For the 234 migrants aboard the Ocean Viking, France’s agreement to take them in was the end of long odyssey.
They hail from a mix of countries, including Bangladesh, Syria and Eritrea. And they count among hundreds rescued from the Mediterranean in late October by NGO SOS Mediterranee and the Red Cross.
Italian officials finally allowed three boatloads to disembark, but not the Ocean Viking.
French Interior Minister Gerald Darmanin called Rome’s behavior “unacceptable” and warned there would be ‘strong consequences’ in bilateral relations. France and Germany are expected to each welcome one-third of those onboard. The rest will reportedly be shared among other European Union member states.
Questions over fairly sharing asylum seekers — many arriving in Europe via the Mediterranean — aren’t new. For years, front-line countries like Italy and Greece have demanded that other EU members take in more. But tensions have sharpened since Prime Minister Georgia Meloni came to power in Italy.
In France, the main opposition, the anti-immigrant far-right National Rally Party also opposed letting Ocean Viking’s migrants ashore. It would make France a suction pump for immigration, said party president Jordan Bardella. It would be unending.

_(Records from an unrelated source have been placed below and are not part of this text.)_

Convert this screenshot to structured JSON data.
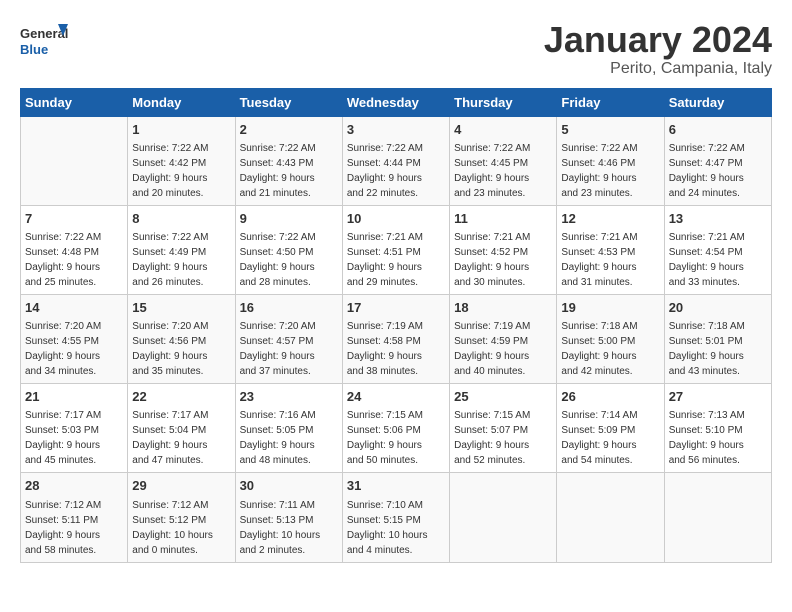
{
  "header": {
    "logo_line1": "General",
    "logo_line2": "Blue",
    "month": "January 2024",
    "location": "Perito, Campania, Italy"
  },
  "days_of_week": [
    "Sunday",
    "Monday",
    "Tuesday",
    "Wednesday",
    "Thursday",
    "Friday",
    "Saturday"
  ],
  "weeks": [
    [
      {
        "day": "",
        "info": ""
      },
      {
        "day": "1",
        "info": "Sunrise: 7:22 AM\nSunset: 4:42 PM\nDaylight: 9 hours\nand 20 minutes."
      },
      {
        "day": "2",
        "info": "Sunrise: 7:22 AM\nSunset: 4:43 PM\nDaylight: 9 hours\nand 21 minutes."
      },
      {
        "day": "3",
        "info": "Sunrise: 7:22 AM\nSunset: 4:44 PM\nDaylight: 9 hours\nand 22 minutes."
      },
      {
        "day": "4",
        "info": "Sunrise: 7:22 AM\nSunset: 4:45 PM\nDaylight: 9 hours\nand 23 minutes."
      },
      {
        "day": "5",
        "info": "Sunrise: 7:22 AM\nSunset: 4:46 PM\nDaylight: 9 hours\nand 23 minutes."
      },
      {
        "day": "6",
        "info": "Sunrise: 7:22 AM\nSunset: 4:47 PM\nDaylight: 9 hours\nand 24 minutes."
      }
    ],
    [
      {
        "day": "7",
        "info": "Sunrise: 7:22 AM\nSunset: 4:48 PM\nDaylight: 9 hours\nand 25 minutes."
      },
      {
        "day": "8",
        "info": "Sunrise: 7:22 AM\nSunset: 4:49 PM\nDaylight: 9 hours\nand 26 minutes."
      },
      {
        "day": "9",
        "info": "Sunrise: 7:22 AM\nSunset: 4:50 PM\nDaylight: 9 hours\nand 28 minutes."
      },
      {
        "day": "10",
        "info": "Sunrise: 7:21 AM\nSunset: 4:51 PM\nDaylight: 9 hours\nand 29 minutes."
      },
      {
        "day": "11",
        "info": "Sunrise: 7:21 AM\nSunset: 4:52 PM\nDaylight: 9 hours\nand 30 minutes."
      },
      {
        "day": "12",
        "info": "Sunrise: 7:21 AM\nSunset: 4:53 PM\nDaylight: 9 hours\nand 31 minutes."
      },
      {
        "day": "13",
        "info": "Sunrise: 7:21 AM\nSunset: 4:54 PM\nDaylight: 9 hours\nand 33 minutes."
      }
    ],
    [
      {
        "day": "14",
        "info": "Sunrise: 7:20 AM\nSunset: 4:55 PM\nDaylight: 9 hours\nand 34 minutes."
      },
      {
        "day": "15",
        "info": "Sunrise: 7:20 AM\nSunset: 4:56 PM\nDaylight: 9 hours\nand 35 minutes."
      },
      {
        "day": "16",
        "info": "Sunrise: 7:20 AM\nSunset: 4:57 PM\nDaylight: 9 hours\nand 37 minutes."
      },
      {
        "day": "17",
        "info": "Sunrise: 7:19 AM\nSunset: 4:58 PM\nDaylight: 9 hours\nand 38 minutes."
      },
      {
        "day": "18",
        "info": "Sunrise: 7:19 AM\nSunset: 4:59 PM\nDaylight: 9 hours\nand 40 minutes."
      },
      {
        "day": "19",
        "info": "Sunrise: 7:18 AM\nSunset: 5:00 PM\nDaylight: 9 hours\nand 42 minutes."
      },
      {
        "day": "20",
        "info": "Sunrise: 7:18 AM\nSunset: 5:01 PM\nDaylight: 9 hours\nand 43 minutes."
      }
    ],
    [
      {
        "day": "21",
        "info": "Sunrise: 7:17 AM\nSunset: 5:03 PM\nDaylight: 9 hours\nand 45 minutes."
      },
      {
        "day": "22",
        "info": "Sunrise: 7:17 AM\nSunset: 5:04 PM\nDaylight: 9 hours\nand 47 minutes."
      },
      {
        "day": "23",
        "info": "Sunrise: 7:16 AM\nSunset: 5:05 PM\nDaylight: 9 hours\nand 48 minutes."
      },
      {
        "day": "24",
        "info": "Sunrise: 7:15 AM\nSunset: 5:06 PM\nDaylight: 9 hours\nand 50 minutes."
      },
      {
        "day": "25",
        "info": "Sunrise: 7:15 AM\nSunset: 5:07 PM\nDaylight: 9 hours\nand 52 minutes."
      },
      {
        "day": "26",
        "info": "Sunrise: 7:14 AM\nSunset: 5:09 PM\nDaylight: 9 hours\nand 54 minutes."
      },
      {
        "day": "27",
        "info": "Sunrise: 7:13 AM\nSunset: 5:10 PM\nDaylight: 9 hours\nand 56 minutes."
      }
    ],
    [
      {
        "day": "28",
        "info": "Sunrise: 7:12 AM\nSunset: 5:11 PM\nDaylight: 9 hours\nand 58 minutes."
      },
      {
        "day": "29",
        "info": "Sunrise: 7:12 AM\nSunset: 5:12 PM\nDaylight: 10 hours\nand 0 minutes."
      },
      {
        "day": "30",
        "info": "Sunrise: 7:11 AM\nSunset: 5:13 PM\nDaylight: 10 hours\nand 2 minutes."
      },
      {
        "day": "31",
        "info": "Sunrise: 7:10 AM\nSunset: 5:15 PM\nDaylight: 10 hours\nand 4 minutes."
      },
      {
        "day": "",
        "info": ""
      },
      {
        "day": "",
        "info": ""
      },
      {
        "day": "",
        "info": ""
      }
    ]
  ]
}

The several hundred thousand non-European asylum-seekers who have arrived in the EU this year dwarf the more than a million who surged into the bloc in 2015. But that number doesn’t include the more than 4 million Ukrainian refugees who have been granted automatic asylum in the EU.
Reports suggest migrant shelters in places such as Brussels — the EU’s de facto capital — are packed, with Ukrainians getting priority.
Lorena Martini, who specializes in migration at the European Council on Foreign Relations think tank, says the Ukraine crisis should galvanize more European solidarity toward asylum-seekers from elsewhere. Some countries that once shunned migrants.
Some fear Europe’s welcome mat for Ukrainians might disappear, as well, as winter sets in, possibly driving a new refugee influx westward.